Cancer Battle Ends
On December 6, 2019, Deputy Chief Vincent A. DeMarino ended his battle with cancer. He had fought bravely; however, cancer spread quickly and took his life within one year of being diagnosed. Like many first responders in New York City who answered the calls during the 9/11 terrorist attacks, the cancer was due to his willingness to face danger to put other lives ahead of his own.
9/11 Still Taking Lives
Today, the attacks that occurred on September 11, 2001, is continuing to take lives. We don't know how many more lives this terrorist attack will take from American families. There have been nearly 3,000 victims of the attack, and of those, more than 420 were first responders who went rushing into burning buildings and dangerous debris to save other lives. Deputy Chief Vincent A. DeMarino was a New York City Police Officer who responded when there were people in need of his help.
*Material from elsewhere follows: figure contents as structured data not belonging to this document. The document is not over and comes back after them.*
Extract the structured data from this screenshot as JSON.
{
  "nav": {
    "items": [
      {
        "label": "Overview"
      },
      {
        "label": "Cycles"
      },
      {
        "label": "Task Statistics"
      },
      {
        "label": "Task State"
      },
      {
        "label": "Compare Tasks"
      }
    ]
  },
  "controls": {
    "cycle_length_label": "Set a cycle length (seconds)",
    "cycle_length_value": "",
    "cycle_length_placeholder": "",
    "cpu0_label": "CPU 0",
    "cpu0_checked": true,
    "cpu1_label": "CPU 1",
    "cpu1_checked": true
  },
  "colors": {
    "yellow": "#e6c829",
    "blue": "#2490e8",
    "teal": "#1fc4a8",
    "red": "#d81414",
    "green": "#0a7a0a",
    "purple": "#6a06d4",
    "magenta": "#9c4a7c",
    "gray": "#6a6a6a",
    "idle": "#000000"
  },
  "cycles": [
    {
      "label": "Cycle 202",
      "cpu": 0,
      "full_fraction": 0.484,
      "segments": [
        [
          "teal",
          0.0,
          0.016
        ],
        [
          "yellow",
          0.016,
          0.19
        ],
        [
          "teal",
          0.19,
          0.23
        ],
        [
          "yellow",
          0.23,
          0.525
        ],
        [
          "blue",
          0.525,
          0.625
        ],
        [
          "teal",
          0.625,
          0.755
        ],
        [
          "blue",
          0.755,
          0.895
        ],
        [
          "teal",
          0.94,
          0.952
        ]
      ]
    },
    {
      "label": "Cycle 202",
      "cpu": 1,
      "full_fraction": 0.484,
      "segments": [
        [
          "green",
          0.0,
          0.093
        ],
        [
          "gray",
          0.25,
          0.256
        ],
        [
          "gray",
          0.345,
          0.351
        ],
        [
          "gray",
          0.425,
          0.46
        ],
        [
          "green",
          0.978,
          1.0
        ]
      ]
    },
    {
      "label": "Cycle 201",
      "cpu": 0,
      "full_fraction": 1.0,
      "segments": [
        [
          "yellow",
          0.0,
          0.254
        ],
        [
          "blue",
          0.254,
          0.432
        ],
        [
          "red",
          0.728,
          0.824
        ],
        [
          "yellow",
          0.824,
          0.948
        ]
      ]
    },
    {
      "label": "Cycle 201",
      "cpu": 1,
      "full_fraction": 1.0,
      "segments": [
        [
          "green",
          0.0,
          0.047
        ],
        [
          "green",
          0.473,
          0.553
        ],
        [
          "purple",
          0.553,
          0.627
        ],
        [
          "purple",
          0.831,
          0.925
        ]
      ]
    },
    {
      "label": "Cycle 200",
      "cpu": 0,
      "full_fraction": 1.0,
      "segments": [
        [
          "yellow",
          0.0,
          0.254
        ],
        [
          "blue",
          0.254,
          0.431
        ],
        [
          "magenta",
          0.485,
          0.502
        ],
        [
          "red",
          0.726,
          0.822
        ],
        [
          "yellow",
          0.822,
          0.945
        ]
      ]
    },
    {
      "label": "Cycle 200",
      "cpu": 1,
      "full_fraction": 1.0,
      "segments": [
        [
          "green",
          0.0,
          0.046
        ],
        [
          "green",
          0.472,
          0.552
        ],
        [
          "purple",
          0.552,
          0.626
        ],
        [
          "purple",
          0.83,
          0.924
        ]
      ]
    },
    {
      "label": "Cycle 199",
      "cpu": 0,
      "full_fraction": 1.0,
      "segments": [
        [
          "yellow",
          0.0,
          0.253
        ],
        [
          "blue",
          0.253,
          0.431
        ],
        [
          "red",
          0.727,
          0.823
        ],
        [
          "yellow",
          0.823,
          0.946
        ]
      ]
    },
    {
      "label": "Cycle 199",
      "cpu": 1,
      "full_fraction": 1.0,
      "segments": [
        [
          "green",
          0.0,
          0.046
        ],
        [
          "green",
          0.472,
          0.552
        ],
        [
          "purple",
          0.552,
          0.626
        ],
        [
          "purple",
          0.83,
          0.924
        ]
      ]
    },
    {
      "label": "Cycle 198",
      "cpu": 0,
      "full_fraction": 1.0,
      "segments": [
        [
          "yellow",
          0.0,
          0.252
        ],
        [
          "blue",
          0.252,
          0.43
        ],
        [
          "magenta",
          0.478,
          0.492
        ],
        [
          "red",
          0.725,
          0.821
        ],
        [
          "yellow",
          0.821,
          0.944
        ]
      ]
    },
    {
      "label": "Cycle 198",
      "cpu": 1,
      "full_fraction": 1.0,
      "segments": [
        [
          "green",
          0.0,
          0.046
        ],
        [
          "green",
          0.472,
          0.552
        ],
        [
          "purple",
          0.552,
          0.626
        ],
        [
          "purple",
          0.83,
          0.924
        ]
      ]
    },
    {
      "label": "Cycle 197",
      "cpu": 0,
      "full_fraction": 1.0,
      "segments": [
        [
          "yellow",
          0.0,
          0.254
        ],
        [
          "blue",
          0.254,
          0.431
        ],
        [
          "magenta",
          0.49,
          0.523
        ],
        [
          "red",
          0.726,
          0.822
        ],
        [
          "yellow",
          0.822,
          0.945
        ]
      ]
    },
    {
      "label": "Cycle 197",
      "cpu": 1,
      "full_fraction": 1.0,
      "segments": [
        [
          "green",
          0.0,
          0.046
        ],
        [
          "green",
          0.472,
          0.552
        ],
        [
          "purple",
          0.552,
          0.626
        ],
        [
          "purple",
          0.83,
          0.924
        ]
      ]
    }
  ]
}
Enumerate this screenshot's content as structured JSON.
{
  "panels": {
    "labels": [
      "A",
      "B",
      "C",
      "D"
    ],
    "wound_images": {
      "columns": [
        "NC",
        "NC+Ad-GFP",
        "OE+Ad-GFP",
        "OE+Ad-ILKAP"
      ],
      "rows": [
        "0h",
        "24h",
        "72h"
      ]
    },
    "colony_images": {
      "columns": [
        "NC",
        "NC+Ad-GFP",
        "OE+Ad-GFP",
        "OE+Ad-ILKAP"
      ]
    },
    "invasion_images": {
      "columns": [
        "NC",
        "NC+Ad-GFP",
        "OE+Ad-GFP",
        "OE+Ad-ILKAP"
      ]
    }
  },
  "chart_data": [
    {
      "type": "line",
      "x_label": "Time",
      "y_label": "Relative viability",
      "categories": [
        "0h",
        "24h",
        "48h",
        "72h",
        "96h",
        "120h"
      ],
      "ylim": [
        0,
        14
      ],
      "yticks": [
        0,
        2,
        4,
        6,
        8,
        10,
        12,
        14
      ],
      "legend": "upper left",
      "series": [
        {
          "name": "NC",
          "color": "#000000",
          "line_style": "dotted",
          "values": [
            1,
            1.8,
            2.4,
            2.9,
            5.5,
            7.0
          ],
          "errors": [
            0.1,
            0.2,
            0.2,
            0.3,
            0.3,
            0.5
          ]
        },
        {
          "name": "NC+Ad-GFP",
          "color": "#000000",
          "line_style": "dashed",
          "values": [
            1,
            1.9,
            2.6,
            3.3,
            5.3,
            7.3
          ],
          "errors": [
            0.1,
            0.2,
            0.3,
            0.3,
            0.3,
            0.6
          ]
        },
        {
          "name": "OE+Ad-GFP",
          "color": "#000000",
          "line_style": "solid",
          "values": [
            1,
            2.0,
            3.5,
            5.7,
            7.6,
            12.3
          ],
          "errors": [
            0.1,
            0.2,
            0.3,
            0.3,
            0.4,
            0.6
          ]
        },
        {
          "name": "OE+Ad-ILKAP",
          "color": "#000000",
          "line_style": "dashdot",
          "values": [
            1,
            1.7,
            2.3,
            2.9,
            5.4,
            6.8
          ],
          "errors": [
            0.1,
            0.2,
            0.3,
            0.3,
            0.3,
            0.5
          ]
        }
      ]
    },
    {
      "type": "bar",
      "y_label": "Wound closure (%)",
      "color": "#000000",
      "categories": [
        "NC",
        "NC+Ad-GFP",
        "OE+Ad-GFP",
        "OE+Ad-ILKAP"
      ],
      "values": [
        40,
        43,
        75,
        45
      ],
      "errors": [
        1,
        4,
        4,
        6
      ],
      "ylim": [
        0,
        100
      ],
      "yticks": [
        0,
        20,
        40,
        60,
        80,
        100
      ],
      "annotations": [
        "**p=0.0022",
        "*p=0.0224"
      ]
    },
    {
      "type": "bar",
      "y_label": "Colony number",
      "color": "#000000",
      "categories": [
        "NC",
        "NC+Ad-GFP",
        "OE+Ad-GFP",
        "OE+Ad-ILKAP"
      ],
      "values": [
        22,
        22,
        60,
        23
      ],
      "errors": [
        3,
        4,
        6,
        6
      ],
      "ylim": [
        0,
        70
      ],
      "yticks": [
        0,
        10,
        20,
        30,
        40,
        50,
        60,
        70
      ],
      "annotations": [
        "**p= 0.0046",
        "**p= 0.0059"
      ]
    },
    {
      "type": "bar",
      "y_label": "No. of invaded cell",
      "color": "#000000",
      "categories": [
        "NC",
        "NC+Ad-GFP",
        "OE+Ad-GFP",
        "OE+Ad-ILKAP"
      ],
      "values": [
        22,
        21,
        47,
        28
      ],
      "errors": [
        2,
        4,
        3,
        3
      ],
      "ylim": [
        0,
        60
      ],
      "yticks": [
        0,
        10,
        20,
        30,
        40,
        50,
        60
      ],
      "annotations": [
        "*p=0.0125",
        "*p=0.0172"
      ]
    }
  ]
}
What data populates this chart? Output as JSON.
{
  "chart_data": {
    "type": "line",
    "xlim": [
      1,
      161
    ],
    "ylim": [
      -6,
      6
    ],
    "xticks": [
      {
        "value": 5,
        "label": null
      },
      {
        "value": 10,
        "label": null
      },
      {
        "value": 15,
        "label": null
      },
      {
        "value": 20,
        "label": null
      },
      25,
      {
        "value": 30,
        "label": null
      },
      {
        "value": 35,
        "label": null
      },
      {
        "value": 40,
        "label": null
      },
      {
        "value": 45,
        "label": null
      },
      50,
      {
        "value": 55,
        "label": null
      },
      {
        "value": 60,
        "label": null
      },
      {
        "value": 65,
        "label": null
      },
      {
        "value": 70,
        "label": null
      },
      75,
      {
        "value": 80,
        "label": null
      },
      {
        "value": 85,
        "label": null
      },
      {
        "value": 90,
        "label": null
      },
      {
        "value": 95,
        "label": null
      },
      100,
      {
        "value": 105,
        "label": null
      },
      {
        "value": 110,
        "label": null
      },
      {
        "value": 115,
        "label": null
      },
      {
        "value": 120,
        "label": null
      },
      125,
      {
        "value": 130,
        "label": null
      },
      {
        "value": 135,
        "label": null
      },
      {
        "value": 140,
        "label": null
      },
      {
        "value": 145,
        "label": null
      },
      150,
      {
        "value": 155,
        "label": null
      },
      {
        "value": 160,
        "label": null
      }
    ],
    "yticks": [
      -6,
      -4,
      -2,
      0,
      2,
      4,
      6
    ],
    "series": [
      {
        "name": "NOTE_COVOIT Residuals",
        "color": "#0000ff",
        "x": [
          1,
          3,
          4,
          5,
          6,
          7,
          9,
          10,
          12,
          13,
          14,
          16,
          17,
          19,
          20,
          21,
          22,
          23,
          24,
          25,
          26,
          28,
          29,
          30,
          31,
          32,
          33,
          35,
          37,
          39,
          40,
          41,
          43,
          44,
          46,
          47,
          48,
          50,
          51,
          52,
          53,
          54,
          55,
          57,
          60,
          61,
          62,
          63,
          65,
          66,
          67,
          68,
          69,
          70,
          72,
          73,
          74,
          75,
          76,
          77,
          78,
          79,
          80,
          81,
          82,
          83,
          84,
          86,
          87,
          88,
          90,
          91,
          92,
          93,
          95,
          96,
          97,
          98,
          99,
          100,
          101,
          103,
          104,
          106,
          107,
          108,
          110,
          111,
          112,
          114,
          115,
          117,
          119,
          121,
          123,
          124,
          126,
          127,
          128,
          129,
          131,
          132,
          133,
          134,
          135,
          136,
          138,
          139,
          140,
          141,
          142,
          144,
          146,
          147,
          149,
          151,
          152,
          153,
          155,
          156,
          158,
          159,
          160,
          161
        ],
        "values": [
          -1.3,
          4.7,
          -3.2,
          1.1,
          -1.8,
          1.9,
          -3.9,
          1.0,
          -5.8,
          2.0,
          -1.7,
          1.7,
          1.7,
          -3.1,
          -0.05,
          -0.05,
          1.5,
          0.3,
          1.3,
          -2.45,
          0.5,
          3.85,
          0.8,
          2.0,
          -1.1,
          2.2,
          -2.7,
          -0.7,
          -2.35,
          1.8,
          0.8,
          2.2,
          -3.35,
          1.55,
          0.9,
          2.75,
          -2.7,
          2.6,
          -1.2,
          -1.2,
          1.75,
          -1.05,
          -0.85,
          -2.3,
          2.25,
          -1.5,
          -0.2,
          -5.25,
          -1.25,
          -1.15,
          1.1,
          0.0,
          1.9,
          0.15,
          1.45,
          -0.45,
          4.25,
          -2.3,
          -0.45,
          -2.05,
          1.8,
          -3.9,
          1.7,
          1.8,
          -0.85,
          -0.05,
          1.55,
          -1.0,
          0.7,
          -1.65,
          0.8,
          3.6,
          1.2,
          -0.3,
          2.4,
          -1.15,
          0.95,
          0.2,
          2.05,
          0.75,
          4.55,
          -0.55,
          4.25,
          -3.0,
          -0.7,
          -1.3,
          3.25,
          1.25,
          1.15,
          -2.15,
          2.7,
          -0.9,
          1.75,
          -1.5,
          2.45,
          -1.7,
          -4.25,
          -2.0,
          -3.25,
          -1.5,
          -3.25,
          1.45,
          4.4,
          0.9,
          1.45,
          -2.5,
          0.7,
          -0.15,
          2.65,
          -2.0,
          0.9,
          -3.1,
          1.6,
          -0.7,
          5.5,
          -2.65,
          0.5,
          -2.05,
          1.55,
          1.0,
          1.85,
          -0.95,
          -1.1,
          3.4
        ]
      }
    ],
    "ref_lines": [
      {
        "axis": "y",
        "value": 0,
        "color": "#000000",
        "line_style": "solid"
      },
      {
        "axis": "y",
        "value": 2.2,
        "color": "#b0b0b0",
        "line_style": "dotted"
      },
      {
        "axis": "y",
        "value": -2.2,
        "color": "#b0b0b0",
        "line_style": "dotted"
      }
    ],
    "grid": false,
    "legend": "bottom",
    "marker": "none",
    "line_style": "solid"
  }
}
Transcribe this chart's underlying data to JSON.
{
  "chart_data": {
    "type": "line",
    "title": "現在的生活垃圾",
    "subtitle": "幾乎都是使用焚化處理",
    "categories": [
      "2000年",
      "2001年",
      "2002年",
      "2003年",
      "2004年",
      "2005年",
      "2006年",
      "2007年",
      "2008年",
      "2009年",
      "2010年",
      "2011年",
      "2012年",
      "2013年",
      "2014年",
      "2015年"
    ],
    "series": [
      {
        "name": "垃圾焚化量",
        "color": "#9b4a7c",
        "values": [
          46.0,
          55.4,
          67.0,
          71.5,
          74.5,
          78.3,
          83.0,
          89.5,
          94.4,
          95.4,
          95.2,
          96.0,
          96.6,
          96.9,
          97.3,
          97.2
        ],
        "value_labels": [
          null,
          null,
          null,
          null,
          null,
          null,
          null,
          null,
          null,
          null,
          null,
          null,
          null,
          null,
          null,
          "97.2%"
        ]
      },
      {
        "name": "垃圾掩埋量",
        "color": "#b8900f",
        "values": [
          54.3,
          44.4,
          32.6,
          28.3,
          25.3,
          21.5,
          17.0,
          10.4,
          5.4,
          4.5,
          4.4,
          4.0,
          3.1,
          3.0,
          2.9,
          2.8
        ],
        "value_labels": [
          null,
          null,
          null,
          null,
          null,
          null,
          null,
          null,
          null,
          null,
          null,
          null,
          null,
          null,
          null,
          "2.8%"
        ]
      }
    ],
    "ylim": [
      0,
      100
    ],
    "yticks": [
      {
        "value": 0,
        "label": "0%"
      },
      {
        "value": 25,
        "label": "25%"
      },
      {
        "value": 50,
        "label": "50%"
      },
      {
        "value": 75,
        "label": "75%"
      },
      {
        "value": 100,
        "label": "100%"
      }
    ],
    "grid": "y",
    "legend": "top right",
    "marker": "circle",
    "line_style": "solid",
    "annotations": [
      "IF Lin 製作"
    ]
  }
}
On September 11, many lives were lost when terrorist hijackers crashed hijacked airplanes into their targets of the World Trade Center towers in New York City and the Pentagon in Arlington, Virginia. Another plane did not reach its intended goal but crashed into a field near Shanksville, Pennsylvania. Many first responders rushed into action to save lives, and on September 11, a total of 72 officers from local, state, and federal agencies died trying to save others.
It is estimated that due to officers like Deputy Chief DeMarino and others who put others before their safety, more than 25,000 lives were saved. It was a coordinated effort as police, fire departments, and EMS workers came together and put their own lives at risk and put all their years of training to work to save so many lives. Today, more than 18 years later, these same heroes are suffering the consequences of their health and shortened life spans.
A study examined the health of 29,000 individuals who enrolled in the World Trade Center Health Program. The program is available to offer health care and medical monitoring to survivors and responders of the 9/11 terrorist attacks. The study shows that among these survivors, there was a high prevalence of cancers, respiratory illnesses, mental health issues, and other traumatic injuries. The study included first responders as well as other survivors and clean-up workers, such as construction and telecommunication workers.
The study group has had a higher rate of multiple types of cancers. These have included prostate, thyroid, and leukemia. Recently, cases of mesothelioma have begun to appear, a kind of cancer that is asbestos-related and can take many years to develop after initial exposure. Of those who have developed diseases in the WTC Health Program, the top ten types of cancers are:
- Nonmelanoma of the Skin;
- Prostate Cancer;
- Breast Cancer;
- Melanoma of the Skin;
- Thyroid Cancer;
- Lung Cancers;
- Kidney Cancer;
- Carcinoma in Situ (skin cancer).
New York's Finest
Deputy Chief Vincent A. DeMarino served with the New York City Police Department for 27 years. Deputy Chief DeMarino was assigned to the NYPD Bronx Narcotics Unit and responded immediately when the call came through regarding the terrorist attacks on the World Trade Center. He rushed in when others were fleeing the scene to save as many lives as he could.
He started out working as an officer on the transit beat. He was steps away from 'ground zero' when he met his future wife while sitting on a park bench. He was a beat cop; she worked on Wall Street. Roy Richter, who is the president of the NYPD's Captains Endowment Association, wrote of his passing on Twitter. "9/11 cancer has taken another hero from us. Vinny served the NYPD proudly."
Family & Friends Mourn
His wife and his four children survive Deputy Chief DeMarino. His example as an NYPD hero impacted their lives in many ways. Most importantly, in his leadership and influence over their choice of careers. Three of his four children now work for the New York Police Department. His fourth child, still striving to fulfill the example set by the Deputy Chief, is currently working for the U.S. Department of Homeland Security. His family, friends, and fellow blue family members, all mourn the loss of a great NYPD hero.